Comme Mananava a façonné le paysage de l’enfance d’Alexis, il façonne le paysage du texte, constituant pour le narrateur – comme pour le lecteur – un horizon d’attente. Mananava et Sacalavou sont présentés comme des figures mythiques qui préfigurent le devenir du personnage, qui éveillent en lui une conscience du marronnage : ce lieu et ce martyre qui y a été assassiné révèlent à Alexis la possibilité d’un ordre altéré, différencié de celui proposé par la société mauricienne. En somme, des premières pages du livre jusqu’aux dernières, toute la quête d’Alexis semble irrémédiablement le conduire vers cet espace initialement présenté comme sacré et inaccesible. Or, puisque c’est le refuge mythique des premiers marrons de l’île, puisque c’est le refuge du « grand Sacalavou », ne devons-nous pas lire dans le fait qu’Alexis y termine son parcours et y clot son discours, la mise en œuvre d’un symbole, celui de l’inscription d’Alexis dans une expérience de marronnage ? Si Le Chercheur d’or est nourri par les fantasmes de son personnage, sa quête d’un trésor essentiel et son « rêve de la mer », sa fin est désindividuation du fantasme449. Elle reprend un à un tous les éléments du début du texte pour les soumettre au regard désormais lucide de son personnage. La part de rêve et d’espoir qui caractérisait l’enfant et l’homme dérivant s’évanouit, pour ne plus laisser place qu’aux désillusions du présent : « C’est vers Mananava que je retourne encore, l’endroit le plus mystérieux du monde. Je m’en souviens, autrefois je croyais que c’était là que naissait la nuit, et qu’elle coulait ensuite le long des rivières jusqu’à la mer » (p. 372). Autrefois, Alexis croyait que… Lorsqu’il était enfant, lorsqu’il faisait ses premières expériences du marronnage avec son ami Denis, dans les champs, dans les bois, sur la mer et les îles de l’entour mauricien, il croyait que… Le monde était pour lui fait de rêves, et il suffisait d’imaginer pour basculer dans un ailleurs mythifié. Mais désormais, il en est autrement, et le dernier plateau du livre, « Mananava, 1922 », vient nous le certifier.

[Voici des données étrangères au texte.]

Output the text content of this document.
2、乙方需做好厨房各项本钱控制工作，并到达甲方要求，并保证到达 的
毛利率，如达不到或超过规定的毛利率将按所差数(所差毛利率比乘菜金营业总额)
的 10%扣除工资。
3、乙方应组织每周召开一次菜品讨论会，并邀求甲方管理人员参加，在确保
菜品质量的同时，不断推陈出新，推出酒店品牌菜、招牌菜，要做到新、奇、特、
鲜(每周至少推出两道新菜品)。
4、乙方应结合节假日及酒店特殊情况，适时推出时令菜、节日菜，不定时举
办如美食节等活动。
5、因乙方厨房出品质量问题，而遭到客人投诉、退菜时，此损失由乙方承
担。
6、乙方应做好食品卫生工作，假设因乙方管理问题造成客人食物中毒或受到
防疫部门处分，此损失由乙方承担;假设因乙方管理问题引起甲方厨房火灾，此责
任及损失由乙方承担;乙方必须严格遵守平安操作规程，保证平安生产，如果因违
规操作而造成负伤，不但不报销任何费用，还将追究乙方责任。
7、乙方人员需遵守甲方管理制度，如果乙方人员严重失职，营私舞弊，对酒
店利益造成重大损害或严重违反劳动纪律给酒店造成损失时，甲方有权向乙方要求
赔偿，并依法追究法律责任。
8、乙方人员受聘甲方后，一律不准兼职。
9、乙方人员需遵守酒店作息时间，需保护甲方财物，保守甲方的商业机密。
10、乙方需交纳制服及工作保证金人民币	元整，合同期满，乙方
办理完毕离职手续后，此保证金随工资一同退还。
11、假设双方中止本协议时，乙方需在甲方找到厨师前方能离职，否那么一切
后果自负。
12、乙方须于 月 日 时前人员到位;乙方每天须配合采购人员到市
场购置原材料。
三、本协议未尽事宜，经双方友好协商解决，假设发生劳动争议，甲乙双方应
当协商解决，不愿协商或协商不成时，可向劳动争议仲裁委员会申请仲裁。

La fin du Chercheur d’or est désindividuation du fantasme, en ce sens où elle opère, après les errements fictionnalisés du personnage, un réancrage historique, une réaffirmation de la palpabilité de l’histoire et de ses affres. En somme, non pas une ré-historicisation de la fiction, mais une matérialisation de cette historicisation. En effet, la fin du Chercheur d’or semble « rapporter la théorie [le fantasme] au vécu des humanités, dans leur singularité », et dans leur atrocité. Cette fin paraît « revenir aux opacités, fécondes de toutes les exceptions, mues de tous les écarts, et qui vivent de s’impliquer non à des projets, mais à la densité réfléchie des existences »450. Comme un assassin revient sur les lieux de son crime, l’écrivain revient sur les lieux de son enfance, non pas pour avouer son crime, mais pour désavouer les concrétisations des projets humains. Le personnage démystifie le lieu qui avait été celui de tous ses fantasmes (Mananava ne peut plus être « le pays des rêves », puisque Mananava est désormais hanté par Alexis qui y marrone), en revenant sur chacune des « traces » de son parcours451, pour les gommer une à une :
‘J’efface mes traces, la marque de mes feux, j’enterre mes déchets. […]Alexis parvient de la sorte à établir une distance entre ce qu’il devrait être (un marchand d’hommes, redoutant comme tous les hommes de sa classe sociale et raciale de la société mauricienne les marrons, leurs projets, leurs modes de vie, etc.), et ce qu’il veut être : un homme enfin libéré de toutes pressions, vivant comme le Corsaire ou Sacalavou, en marge d’une société qu’il désavoue. Ajoutons à cela que c’est à partir de 1985, à la suite de la publication de ce roman, que l’auteur lui-même rend compte publiquement de ses origines mauriciennes452, s’ouvrant à la francophonie et s’inscrivant ainsi, comme son personnage, en marge d’un système. Pour l’auteur la marge n’est pas tout à fait celle d’une société, mais davantage celle d’un système littéraire appartenant à une société qui n’avait jusque là pas problématisé la question de son appartenance à une famille littéraire nationale : avant 1985, Jean-Marie G. Le Clézio est d’abord pensé comme un auteur français. Par cette rupture qu’il fait opérer à son personnage, et qu’il fait suivre par ses propres positionnements publics, l’auteur redéfinit son appartenance littéraire, ou plus exactement, en brouille les traces. « Il est revenu sur ses pas et il a défait ce qu’il a créé pour être enfin libre » ?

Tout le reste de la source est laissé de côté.